The score for Bella Mia Fiamma can be downloaded from IMSLP

The aria’s opening utilizes six-beat gestures that serve to swap the perceived downbeat between beats 1 and 3 of the measure. In effecting these swaps, Mozart composes a fourteen-measure (plus a downbeat) opening section without allowing the music to feel asymmetrical and/or markedly unbalanced in the way that a later composer like Prokofiev might.

The main shift in metric emphasis appears at m.8, beat 3 (from here on measures and beats will be indicated with a decimal: m. 8.3).  At 8.3, the voice reenters with an altered statement of its original material from m. 2.3. However, because of the way in which Mozart manipulates his harmonic rhythm (that is, the placement and pacing of his chord changes), the entrance at m. 8.3 feels like a downbeat, while m. 2.3 feels, as expected, like a mid-measure entrance. Juliane Banse’s performance with the Munich Chamber Orchestra (streamable on Spotify) emphasizes this by entering her voice slightly later than the strings at 2.3, but with the strings at 8.3.

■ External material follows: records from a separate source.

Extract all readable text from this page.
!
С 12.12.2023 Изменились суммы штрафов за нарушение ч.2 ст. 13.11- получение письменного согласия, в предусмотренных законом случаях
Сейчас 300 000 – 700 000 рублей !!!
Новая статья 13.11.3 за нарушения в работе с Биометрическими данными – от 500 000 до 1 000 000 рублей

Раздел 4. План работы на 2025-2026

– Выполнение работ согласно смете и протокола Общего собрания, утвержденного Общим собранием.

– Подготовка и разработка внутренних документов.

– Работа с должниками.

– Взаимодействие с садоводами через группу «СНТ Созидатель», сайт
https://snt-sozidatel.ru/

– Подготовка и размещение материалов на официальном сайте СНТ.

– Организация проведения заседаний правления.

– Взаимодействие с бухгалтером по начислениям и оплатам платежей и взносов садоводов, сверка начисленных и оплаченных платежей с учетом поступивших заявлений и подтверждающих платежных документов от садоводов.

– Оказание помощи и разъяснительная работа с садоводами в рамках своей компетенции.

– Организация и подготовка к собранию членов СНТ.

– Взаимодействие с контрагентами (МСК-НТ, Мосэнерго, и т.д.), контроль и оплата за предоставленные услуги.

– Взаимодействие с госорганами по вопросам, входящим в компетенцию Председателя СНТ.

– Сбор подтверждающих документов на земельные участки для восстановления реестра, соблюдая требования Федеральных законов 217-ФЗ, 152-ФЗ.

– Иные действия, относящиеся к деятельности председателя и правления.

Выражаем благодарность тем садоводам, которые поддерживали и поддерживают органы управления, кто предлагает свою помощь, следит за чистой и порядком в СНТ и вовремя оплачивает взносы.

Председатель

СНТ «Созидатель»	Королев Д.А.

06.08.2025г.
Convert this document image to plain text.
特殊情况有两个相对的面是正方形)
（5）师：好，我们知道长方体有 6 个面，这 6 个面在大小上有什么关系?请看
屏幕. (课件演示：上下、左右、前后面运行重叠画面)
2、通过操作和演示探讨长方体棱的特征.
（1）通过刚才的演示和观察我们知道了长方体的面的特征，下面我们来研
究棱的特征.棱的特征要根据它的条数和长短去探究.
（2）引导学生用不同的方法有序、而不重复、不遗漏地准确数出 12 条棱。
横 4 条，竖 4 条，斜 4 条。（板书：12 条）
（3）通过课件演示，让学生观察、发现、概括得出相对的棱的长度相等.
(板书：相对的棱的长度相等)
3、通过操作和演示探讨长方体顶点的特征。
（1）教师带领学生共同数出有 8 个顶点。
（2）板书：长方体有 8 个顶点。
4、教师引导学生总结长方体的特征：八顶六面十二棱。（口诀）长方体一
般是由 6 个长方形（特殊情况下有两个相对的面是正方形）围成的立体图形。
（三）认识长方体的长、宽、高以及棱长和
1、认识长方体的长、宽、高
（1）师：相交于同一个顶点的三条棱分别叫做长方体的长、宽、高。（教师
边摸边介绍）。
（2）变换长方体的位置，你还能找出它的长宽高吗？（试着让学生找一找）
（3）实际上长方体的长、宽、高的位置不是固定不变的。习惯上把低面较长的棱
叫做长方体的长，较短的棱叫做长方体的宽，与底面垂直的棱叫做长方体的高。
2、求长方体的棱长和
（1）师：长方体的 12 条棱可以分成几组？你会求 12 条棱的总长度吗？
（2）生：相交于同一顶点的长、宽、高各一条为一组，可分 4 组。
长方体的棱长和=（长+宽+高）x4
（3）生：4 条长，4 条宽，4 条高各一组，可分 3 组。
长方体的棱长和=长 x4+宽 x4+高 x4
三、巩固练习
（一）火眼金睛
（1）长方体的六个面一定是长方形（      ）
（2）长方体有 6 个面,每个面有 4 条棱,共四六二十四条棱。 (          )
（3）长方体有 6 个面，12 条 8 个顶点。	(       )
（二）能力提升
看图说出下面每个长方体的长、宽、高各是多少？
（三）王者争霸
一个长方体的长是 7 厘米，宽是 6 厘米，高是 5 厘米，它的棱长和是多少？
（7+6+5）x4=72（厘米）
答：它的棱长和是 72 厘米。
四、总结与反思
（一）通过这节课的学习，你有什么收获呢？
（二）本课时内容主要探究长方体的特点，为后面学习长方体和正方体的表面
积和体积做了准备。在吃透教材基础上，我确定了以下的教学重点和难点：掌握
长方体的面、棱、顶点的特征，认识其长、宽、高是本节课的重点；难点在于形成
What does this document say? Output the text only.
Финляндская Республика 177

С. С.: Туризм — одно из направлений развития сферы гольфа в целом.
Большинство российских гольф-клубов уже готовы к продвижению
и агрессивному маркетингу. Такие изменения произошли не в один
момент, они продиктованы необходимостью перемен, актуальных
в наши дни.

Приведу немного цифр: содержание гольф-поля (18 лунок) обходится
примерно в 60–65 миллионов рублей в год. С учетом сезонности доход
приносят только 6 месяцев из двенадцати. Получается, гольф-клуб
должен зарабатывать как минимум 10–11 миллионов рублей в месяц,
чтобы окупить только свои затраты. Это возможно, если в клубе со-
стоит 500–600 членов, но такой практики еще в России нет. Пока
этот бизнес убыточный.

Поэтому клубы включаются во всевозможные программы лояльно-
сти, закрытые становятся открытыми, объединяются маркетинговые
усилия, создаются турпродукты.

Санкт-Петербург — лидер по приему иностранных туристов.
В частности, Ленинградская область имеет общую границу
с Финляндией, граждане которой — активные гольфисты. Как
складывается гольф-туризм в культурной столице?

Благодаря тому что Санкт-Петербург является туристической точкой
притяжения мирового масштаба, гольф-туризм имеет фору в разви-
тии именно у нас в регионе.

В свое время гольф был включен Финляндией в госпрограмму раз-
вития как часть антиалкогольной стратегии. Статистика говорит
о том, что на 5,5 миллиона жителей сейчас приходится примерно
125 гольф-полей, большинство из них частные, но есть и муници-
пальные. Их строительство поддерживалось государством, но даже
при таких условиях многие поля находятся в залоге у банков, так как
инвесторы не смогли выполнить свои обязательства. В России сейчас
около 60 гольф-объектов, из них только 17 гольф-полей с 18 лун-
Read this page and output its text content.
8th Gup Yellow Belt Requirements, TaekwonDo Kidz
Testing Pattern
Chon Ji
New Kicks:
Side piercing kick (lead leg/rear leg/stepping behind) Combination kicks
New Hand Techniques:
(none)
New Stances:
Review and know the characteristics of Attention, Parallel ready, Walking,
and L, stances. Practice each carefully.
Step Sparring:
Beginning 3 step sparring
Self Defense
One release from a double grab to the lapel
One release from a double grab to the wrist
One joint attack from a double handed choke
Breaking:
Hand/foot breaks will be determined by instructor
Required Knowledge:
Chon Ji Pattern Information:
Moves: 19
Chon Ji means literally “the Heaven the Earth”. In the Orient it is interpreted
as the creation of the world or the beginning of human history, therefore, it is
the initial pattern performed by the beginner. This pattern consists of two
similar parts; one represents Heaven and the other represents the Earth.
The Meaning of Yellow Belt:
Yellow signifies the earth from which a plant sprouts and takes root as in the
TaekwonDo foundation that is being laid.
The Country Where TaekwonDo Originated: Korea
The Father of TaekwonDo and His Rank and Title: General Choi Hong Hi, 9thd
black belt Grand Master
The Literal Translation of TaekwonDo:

Through the aria’s first six measures, harmonies basically change at the rate of the half note despite a touch of filigree here or there. Beginning with m. 7, the chords are changing every quarter note. In e minor, the progression from mm.7 – 8.3 is: |i – V/V – V7 – VI – | iv – V – i. However, not all chords in this progression are created equal. In m. 7, it is, of course, the i and V7 chords that fall on the strong beats. Following that, the VI and iv chords that come after the V7 are more of a chordal embellishment of m. 7.3’s dominant harmony than they are independent chords in their own right. If you didn’t quite follow that last bit, look at the bass line between 7.3 and 8.2 and notice how, without the rests, it looks exactly like a double neighbor figure of the sort you’d find as an ornamentation in Bach.

Following this prolonged dominant, m. 8.3 marks that first time in the piece that the voice enters at the same time as a cadence.  The combination of an authentic cadence, pseudo-repetition of melodic material, and a re-normalization of the harmonic rhythm following the speeding up of m.7 – 8.3 creates the sense that the next musical cycle is beginning. That is, in every way but the notation, m. 8.3 is the downbeat. Mm. 9 – 14 work in almost the exact same way, so that when the next substantial section of the piece begins at m. 15, the perceptual and notated downbeats have re-aligned.

So, while music of the classical era may often look somewhat rhythmically stilted from beat-to-beat, it can often contain a wealth of subtlety and sophistication from measure-to-measure. A musician of Brahms’s character would have surely internalized the lessons of Mozart and brought them to bear wherever they might be beneficial to his vision.